Wednesday, November 17, 2004

A Quantum-Mechanical Discription of Gravity

I do not know how much more generalized these views could have become from those who now look to what the physicists and theoreticians are doing in their questions for explaining the nature of the reality we are encountering.

If few recognize it, then it is showing us strong signals of what is to come. Some will leap ahead?



"Nothing to me would be more poetic; no outcome would be more graceful ... than for us to confirm our theories of the ultramicroscopic makeup of spacetime and matter by turning our giant telescopes skyward and gazing at the stars," Greene said.


The Elegant Universe, by Brian Greene, pg 231 and Pg 232

"But now, almost a century after Einstein's tour-de-force, string theory gives us a quantum-mechanical discription of gravity that, by necessity, modifies general relativity when distances involved become as short as the Planck length. Since Reinmannian geometry is the mathetical core of genral relativity, this means that it too must be modified in order to reflect faithfully the new short distance physics of string theory. Whereas general relativity asserts that the curved properties of the universe are described by Reinmannian geometry, string theory asserts this is true only if we examine the fabric of the universe on large enough scales. On scales as small as planck length a new kind of geometry must emerge, one that aligns with the new physics of string theory. This new geometry is called, quantum geometry."

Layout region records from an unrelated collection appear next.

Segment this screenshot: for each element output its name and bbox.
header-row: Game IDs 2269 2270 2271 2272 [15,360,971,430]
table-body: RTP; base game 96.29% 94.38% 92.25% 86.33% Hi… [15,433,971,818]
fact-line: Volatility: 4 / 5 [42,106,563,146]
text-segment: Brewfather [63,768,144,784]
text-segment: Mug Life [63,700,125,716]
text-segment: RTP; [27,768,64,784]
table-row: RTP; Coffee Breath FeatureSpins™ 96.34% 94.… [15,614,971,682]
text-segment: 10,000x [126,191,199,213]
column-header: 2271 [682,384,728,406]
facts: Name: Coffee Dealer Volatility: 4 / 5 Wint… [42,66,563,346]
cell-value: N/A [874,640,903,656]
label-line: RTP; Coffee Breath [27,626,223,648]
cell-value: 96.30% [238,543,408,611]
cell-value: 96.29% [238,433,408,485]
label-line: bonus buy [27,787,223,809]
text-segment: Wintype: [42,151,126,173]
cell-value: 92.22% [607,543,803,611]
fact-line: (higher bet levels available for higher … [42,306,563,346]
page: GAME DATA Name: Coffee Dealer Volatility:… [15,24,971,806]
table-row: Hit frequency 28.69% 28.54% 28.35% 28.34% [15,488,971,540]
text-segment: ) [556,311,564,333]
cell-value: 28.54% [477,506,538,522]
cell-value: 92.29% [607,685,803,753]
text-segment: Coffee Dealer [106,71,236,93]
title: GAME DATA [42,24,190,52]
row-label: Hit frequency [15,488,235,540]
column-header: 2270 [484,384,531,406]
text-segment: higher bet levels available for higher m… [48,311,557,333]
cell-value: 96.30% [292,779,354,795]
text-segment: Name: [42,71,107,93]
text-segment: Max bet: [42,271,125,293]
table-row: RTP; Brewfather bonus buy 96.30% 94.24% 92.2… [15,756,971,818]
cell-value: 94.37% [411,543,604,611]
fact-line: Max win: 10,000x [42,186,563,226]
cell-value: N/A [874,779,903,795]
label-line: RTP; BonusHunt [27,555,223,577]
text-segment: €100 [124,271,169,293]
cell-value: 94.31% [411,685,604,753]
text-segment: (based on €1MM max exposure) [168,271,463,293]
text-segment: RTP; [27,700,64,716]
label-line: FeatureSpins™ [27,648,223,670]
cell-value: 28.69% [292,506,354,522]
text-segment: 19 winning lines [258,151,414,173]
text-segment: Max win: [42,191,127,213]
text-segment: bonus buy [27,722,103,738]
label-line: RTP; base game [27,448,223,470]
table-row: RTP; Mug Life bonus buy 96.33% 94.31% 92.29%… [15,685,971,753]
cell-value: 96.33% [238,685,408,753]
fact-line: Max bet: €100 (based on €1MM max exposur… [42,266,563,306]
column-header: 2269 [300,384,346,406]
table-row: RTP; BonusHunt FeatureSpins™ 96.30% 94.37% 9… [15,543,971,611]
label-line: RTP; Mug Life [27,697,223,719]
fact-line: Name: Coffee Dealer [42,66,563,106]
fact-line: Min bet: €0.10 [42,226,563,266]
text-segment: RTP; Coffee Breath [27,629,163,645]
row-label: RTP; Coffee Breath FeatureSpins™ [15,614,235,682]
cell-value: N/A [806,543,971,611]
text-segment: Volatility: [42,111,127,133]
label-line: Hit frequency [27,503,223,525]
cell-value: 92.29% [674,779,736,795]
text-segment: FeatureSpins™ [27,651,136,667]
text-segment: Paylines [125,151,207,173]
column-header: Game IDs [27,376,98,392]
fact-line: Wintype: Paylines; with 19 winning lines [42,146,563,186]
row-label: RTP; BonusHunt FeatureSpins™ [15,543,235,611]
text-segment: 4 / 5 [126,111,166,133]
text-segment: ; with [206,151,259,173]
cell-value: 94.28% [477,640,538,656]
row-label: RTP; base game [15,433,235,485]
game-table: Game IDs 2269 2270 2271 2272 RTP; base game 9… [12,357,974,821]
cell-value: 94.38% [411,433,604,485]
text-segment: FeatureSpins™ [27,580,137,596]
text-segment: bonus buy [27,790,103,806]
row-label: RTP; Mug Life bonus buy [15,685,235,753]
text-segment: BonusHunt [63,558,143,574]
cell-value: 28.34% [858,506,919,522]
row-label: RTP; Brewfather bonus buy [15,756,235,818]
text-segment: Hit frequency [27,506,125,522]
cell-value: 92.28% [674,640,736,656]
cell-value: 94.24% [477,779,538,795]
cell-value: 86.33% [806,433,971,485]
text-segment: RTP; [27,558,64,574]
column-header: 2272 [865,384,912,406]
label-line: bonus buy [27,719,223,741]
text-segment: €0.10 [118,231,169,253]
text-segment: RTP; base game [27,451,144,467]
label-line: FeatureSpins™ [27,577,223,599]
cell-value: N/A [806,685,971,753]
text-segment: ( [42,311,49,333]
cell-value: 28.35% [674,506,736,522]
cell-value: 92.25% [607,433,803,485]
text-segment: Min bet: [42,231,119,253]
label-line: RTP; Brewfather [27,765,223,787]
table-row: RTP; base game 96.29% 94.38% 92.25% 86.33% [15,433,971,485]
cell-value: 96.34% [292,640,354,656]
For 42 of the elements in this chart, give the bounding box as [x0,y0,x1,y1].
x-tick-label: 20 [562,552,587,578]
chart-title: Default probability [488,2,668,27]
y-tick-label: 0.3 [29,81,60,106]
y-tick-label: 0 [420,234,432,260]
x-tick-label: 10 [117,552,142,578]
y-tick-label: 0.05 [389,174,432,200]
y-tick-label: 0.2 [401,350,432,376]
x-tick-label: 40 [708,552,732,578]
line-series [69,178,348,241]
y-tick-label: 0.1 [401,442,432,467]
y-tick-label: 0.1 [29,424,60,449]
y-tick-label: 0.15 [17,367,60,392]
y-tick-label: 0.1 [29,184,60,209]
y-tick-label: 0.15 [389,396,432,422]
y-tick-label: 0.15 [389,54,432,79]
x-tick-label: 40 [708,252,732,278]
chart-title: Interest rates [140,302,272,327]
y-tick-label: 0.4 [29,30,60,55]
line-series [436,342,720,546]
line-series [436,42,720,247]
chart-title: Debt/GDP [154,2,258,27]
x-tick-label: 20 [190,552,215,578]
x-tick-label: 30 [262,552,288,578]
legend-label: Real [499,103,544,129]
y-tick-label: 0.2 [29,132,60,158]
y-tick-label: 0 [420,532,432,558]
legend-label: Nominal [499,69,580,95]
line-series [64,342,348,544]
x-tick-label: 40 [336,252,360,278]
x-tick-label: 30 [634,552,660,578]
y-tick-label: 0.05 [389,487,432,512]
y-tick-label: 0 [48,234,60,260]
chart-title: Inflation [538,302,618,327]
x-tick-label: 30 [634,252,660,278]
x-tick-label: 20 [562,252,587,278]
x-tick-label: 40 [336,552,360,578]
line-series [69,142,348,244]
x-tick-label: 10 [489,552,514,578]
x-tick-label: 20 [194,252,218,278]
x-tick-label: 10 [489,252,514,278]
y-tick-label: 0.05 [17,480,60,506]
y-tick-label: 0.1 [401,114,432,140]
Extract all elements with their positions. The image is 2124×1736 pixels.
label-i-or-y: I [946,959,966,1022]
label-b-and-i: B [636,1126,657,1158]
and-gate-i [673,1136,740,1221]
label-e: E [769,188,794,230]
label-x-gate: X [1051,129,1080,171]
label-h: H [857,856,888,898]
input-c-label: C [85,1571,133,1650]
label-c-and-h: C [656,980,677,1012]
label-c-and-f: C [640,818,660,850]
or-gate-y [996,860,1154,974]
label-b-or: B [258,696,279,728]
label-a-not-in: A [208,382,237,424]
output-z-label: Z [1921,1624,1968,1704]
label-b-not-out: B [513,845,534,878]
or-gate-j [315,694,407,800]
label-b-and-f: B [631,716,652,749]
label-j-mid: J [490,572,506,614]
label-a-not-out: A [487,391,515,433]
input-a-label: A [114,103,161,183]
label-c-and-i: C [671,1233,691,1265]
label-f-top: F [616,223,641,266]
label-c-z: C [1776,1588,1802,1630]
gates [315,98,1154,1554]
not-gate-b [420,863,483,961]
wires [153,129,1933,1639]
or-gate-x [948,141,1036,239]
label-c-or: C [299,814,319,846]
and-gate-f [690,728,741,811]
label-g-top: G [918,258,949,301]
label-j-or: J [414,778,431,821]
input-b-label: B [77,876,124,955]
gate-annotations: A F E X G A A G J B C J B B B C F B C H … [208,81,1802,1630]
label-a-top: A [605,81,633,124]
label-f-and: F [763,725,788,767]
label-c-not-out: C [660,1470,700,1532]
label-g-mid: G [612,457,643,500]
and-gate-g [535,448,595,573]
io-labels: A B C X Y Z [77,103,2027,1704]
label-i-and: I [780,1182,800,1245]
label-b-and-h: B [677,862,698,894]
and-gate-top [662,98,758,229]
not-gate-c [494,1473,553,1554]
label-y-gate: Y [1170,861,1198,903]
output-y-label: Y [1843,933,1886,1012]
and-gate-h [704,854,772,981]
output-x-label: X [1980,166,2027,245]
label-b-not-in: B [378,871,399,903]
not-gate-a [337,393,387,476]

There are two obvious routes to quantum gravity. The first, and most beaten path so far, is to formulate general relativity into a quantum field theory in which the gravitational force is carried by the exchange of gravitons. The problem is that gravitons carry mass and energy, which are the source of the gravitational field in the first place. This leads to infinities that render calculations meaningless.

Amelino-Camelia points to Glast determinations in regards to LQG, yet there is a deepr sense of what can be revealled?